Disegnati dall’artista contemporaneo Maser e rigorosamente privi di alcun simbolo di partito, sono stati distribuiti gratuitamente a chi andava a votare in uno dei seggi della zona di Dublino. Chi li indossava sulla giacca aveva poi diritto a ottenere sconti in alcuni ristoranti e ne- gozi del centro, soltanto nella giornata di ieri. «Alle Europee del 2014 l’affluenza degli elettori tra i 18 e i 24 anni è stata solo del 21%. Stavolta volevamo incentivarla in ogni modo », spiega la giornalista del-l’Irish Times, Una Mullally, tra le promotrici dell’iniziativa.
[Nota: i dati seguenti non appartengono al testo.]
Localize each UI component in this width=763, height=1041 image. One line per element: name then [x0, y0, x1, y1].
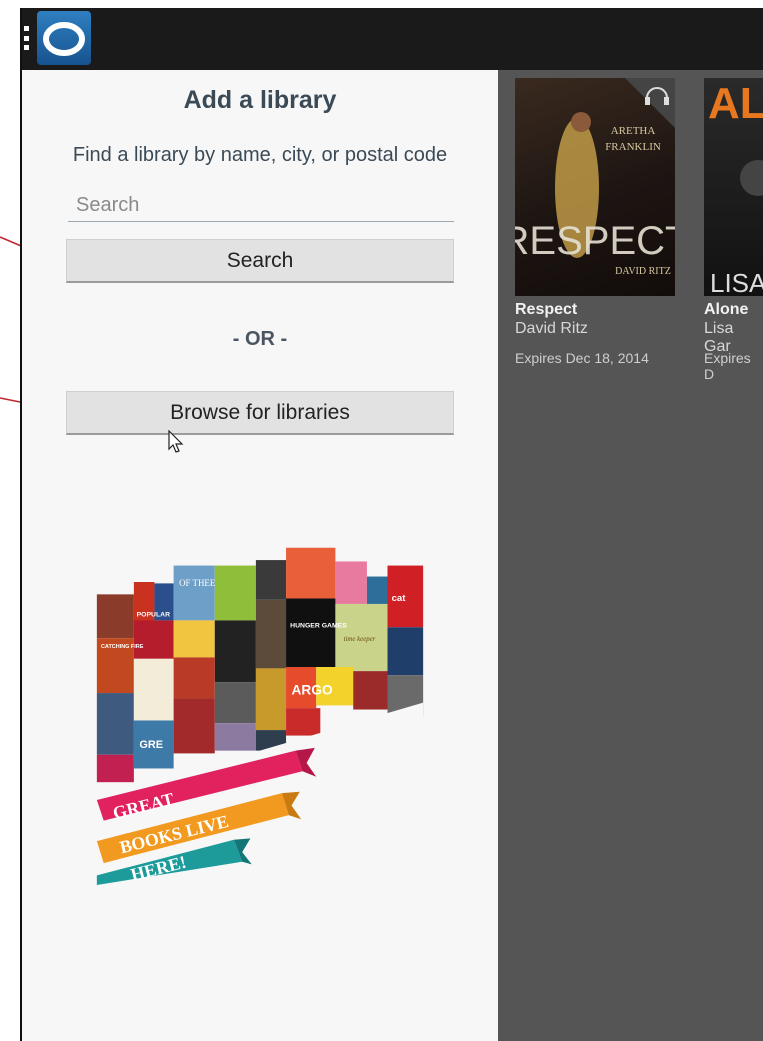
page-title: Add a library: [183, 86, 337, 114]
cover-author: DAVID RITZ: [615, 266, 671, 277]
or-separator: - OR -: [232, 328, 288, 350]
book-expiry: Expires Dec 18, 2014: [515, 350, 649, 366]
book-title[interactable]: Respect: [515, 301, 577, 319]
overflow-menu-icon[interactable]: [24, 26, 29, 50]
app-toolbar: [20, 8, 763, 70]
collage-text-argo: ARGO: [292, 682, 333, 697]
left-margin: [0, 0, 20, 1041]
book-cover-respect[interactable]: ARETHA FRANKLIN RESPECT DAVID RITZ: [515, 78, 675, 296]
collage-text-of-thee: OF THEE: [179, 578, 215, 588]
book-expiry: Expires D: [704, 350, 751, 382]
cover-subtitle: ARETHA: [611, 125, 656, 137]
collage-text-time-keeper: time keeper: [344, 636, 376, 643]
svg-text:FRANKLIN: FRANKLIN: [605, 141, 661, 153]
collage-text-hunger-games: HUNGER GAMES: [290, 622, 347, 629]
book-covers-collage: CATCHING FIRE POPULAR OF THEE HUNGER GAM…: [96, 547, 424, 885]
collage-text-cat: cat: [392, 593, 407, 604]
search-button[interactable]: Search: [66, 239, 454, 283]
book-title[interactable]: Alone: [704, 301, 748, 319]
bookshelf-area: ARETHA FRANKLIN RESPECT DAVID RITZ Respe…: [498, 70, 763, 1041]
library-search-input[interactable]: [68, 190, 454, 222]
overdrive-logo-icon[interactable]: [37, 11, 91, 65]
browse-libraries-button[interactable]: Browse for libraries: [66, 391, 454, 435]
add-library-panel: Add a library Find a library by name, ci…: [22, 70, 498, 1041]
book-cover-alone[interactable]: AL LISA G: [704, 78, 763, 296]
collage-text-popular-science: POPULAR: [137, 611, 171, 618]
panel-subtitle: Find a library by name, city, or postal …: [72, 144, 448, 166]
cover-author: LISA G: [710, 268, 763, 296]
collage-text-catching-fire: CATCHING FIRE: [101, 644, 144, 650]
cover-title: RESPECT: [515, 219, 675, 263]
collage-text-gre: GRE: [139, 739, 163, 751]
cover-top-text: AL: [708, 79, 763, 128]
mouse-cursor-icon: [168, 430, 184, 453]
book-author: David Ritz: [515, 320, 588, 337]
Ancora non si sa se abbia avuto esito: fino a tarda serata, i dati sull’affluenza non erano ancora noti. Il boom di partecipazione in Olanda – 42,2%, il record in trent’anni – e l’aumento del voto postale in Slovenia – addirittura + 70% –, Lituana e Estonia è un segnale importante. Nelle tre circoscrizioni elettorali di Dublino, Midlands nord ovest e sud si sono sfidati 59 candidati per gli 11 posti destinati all’Irlanda nell’Europarlamento. Ma con l’uscita del Regno Unito dall’Ue e la conseguente redistribuzione dei seggi l’Irlanda dovrebbe ottenerne altri due, arrivando a 13. Oltre alle Europee, ieri, gli irlandesi hanno votato anche per le amministrative e per l’ennesimo referendum costituzionale, stavolta per ridurre i tempi di ottenimento del divorzio attualmente fissati in 4 anni.